A imaginação não gera a insanidade. O que gera a insanidade é exatamente a razão. Os poetas não enlouquecem; mas os jogadores de xadrez sim. (…) O louco não é um homem que perdeu a razão. O louco é um homem que perdeu tudo exceto a razão” (G. K. Chesterton, em Ortodoxia)

Eu conheci a Ana Elisa Ribeiro em 2003. Ela era então uma perversa escritora de poemas ácidos e tinha um blog chamado Estante de Livros, no qual eu batia o ponto todos os dias. Somente pessoas especiais e literariamente engajadas tinham audácia suficiente para escrever um blog no ano de 2003. A Ana não usava letras maiúsculas, gostava de Paulo Leminski e morava no bairro Santa Teresa, em Belo Horizonte: três motivos que eu até então reputava suficientes para chamar alguém para tomar um café comigo. Com a Ana Elisa eu aprendi que escrever ajuda a gente a não enlouquecer; ou a enlouquecer por escrito – o que é mais interessante e dá menos prejuízo.

Em um desses cafés com rock ´n roll a Ana me apresentou um vizinho seu. – Um cara bacana, ela disse. – É assessor de um juiz no Tribunal de Justiça e guitarrista de uma banda cover do Jimi Hendrix, que vai se apresentar hoje à noite no Barro Preto. Bora?

Naquela época minhas duas guitarras já estavam precoce e irrevogavelmente aposentadas. Eu resisti muito em aplicar ao meu caso, com verdadeira resignação, a decisão pessoal do meu amigo Daniel Viana: – Eu não toco mais violão; para ser bom na coisa você tem que se dedicar muito; e eu não tenho nem jeito nem paciência para isso…

Alguns, porém, sempre resistem um pouco mais. Que seria do mundo sem eles? Se pirar por escrito pode ser uma boa ideia, pirar tocando Jimi Hendrix há de ter lá suas vantagens. Verdadeiro fim de festa, símbolo da decadência e atestado de loucura clínica é pirar redigindo despachos no computador do Tribunal de Justiça. Desses aí — sejamos sinceros! — até os mais empedernidos corações terão compaixão.

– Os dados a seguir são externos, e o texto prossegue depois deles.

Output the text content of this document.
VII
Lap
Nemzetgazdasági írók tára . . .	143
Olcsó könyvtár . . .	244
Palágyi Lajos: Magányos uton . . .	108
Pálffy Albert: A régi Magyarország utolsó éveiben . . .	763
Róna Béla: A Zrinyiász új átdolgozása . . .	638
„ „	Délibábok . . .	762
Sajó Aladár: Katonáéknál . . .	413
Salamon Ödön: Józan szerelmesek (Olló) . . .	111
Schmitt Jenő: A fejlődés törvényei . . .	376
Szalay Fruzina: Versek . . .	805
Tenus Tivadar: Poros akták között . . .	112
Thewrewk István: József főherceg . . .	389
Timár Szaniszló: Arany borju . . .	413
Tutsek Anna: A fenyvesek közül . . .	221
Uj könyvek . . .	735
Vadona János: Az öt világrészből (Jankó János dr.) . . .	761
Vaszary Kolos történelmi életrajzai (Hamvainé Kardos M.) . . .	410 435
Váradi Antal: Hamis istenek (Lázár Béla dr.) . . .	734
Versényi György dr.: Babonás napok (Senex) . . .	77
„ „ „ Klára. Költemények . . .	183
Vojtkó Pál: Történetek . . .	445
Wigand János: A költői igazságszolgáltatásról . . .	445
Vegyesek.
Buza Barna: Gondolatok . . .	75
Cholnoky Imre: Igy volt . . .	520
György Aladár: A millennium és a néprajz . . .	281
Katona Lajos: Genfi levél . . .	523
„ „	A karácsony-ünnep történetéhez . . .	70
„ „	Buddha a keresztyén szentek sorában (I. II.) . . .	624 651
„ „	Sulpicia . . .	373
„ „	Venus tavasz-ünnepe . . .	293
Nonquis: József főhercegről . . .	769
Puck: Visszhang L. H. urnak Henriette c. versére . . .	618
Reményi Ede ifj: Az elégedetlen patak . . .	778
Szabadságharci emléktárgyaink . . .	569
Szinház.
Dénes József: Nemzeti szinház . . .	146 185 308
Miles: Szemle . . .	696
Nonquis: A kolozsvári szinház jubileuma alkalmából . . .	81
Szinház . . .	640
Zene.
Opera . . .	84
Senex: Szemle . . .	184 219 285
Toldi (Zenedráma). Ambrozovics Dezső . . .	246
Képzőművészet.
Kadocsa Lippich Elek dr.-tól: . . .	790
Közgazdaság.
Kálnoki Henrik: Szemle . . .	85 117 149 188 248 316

Por isso, para não enlouquecer no Tribunal de Justiça, o amigo da Ana Elisa não largou a guitarra. É certo que ele vinha enfrentando determinada dificuldade na área jurídica – não me lembro qual. Com exceção da possível crise pessoal crônica irradiadora de maus fluídos e de causa indefinida que costuma assolar os assim chamados gênios incompreendidos, os problemas dessa ordem, na vida do estudante de Direito, costumam ser de três espécies: i) ele está frequentando a Faculdade de Direito para agradar aos pais, embora pessoalmente não tenha vocação para a área; ii) está trabalhando mais de oito horas por dia e com isso não lhe sobra tempo para estudar; ou iii) apesar de estar estudando, não alcança, nos diversos concursos públicos que presta, resultados minimamente compatíveis com o investimento que faz e com as renúncias que já lhe começam a custar algumas lágrimas — fase, aliás, boa para compreender, com bons frutos, que bençãos e desgraças vêm sempre no horário.

– Então, bora?

Bora

Na penumbra de um dos cômodos de uma casa transformada em bar, no Barro Preto, me vi observando a banda que se preparava para começar a apresentação. Naquele bar destinado a ter vida breve, eu usufruía, feliz, da curta amizade com a poeta de sobrancelhas grossas, a Frida Kahlo das letras belohorizontinas. Eu não conhecia de memória nenhuma música do Jimi Hendrix, com exceção de Hey Joe. Estávamos no inverno de 2003. No final do ano eu tomaria posse como promotor de justiça. Naquela salinha escura, as pessoas de pé olhavam a banda terminar a preparação dos instrumentos. Um pouco à minha direita, lá no fundo, próximo da bateria, o amigo da Ana Elisa conferia a afinação da guitarra. Havia solenidade nos gestos: parecia que nos preparávamos para a eternidade. Aos poucos, um silêncio tenso calou as últimas vozes próximas. Lá fora, ninguém passava na rua. Nem um bêbado. No lugar do costumeiro compasso dado pelas baquetas do baterista, foi o instrumento de Jimi Hendrix, claro, quem deu início à noite.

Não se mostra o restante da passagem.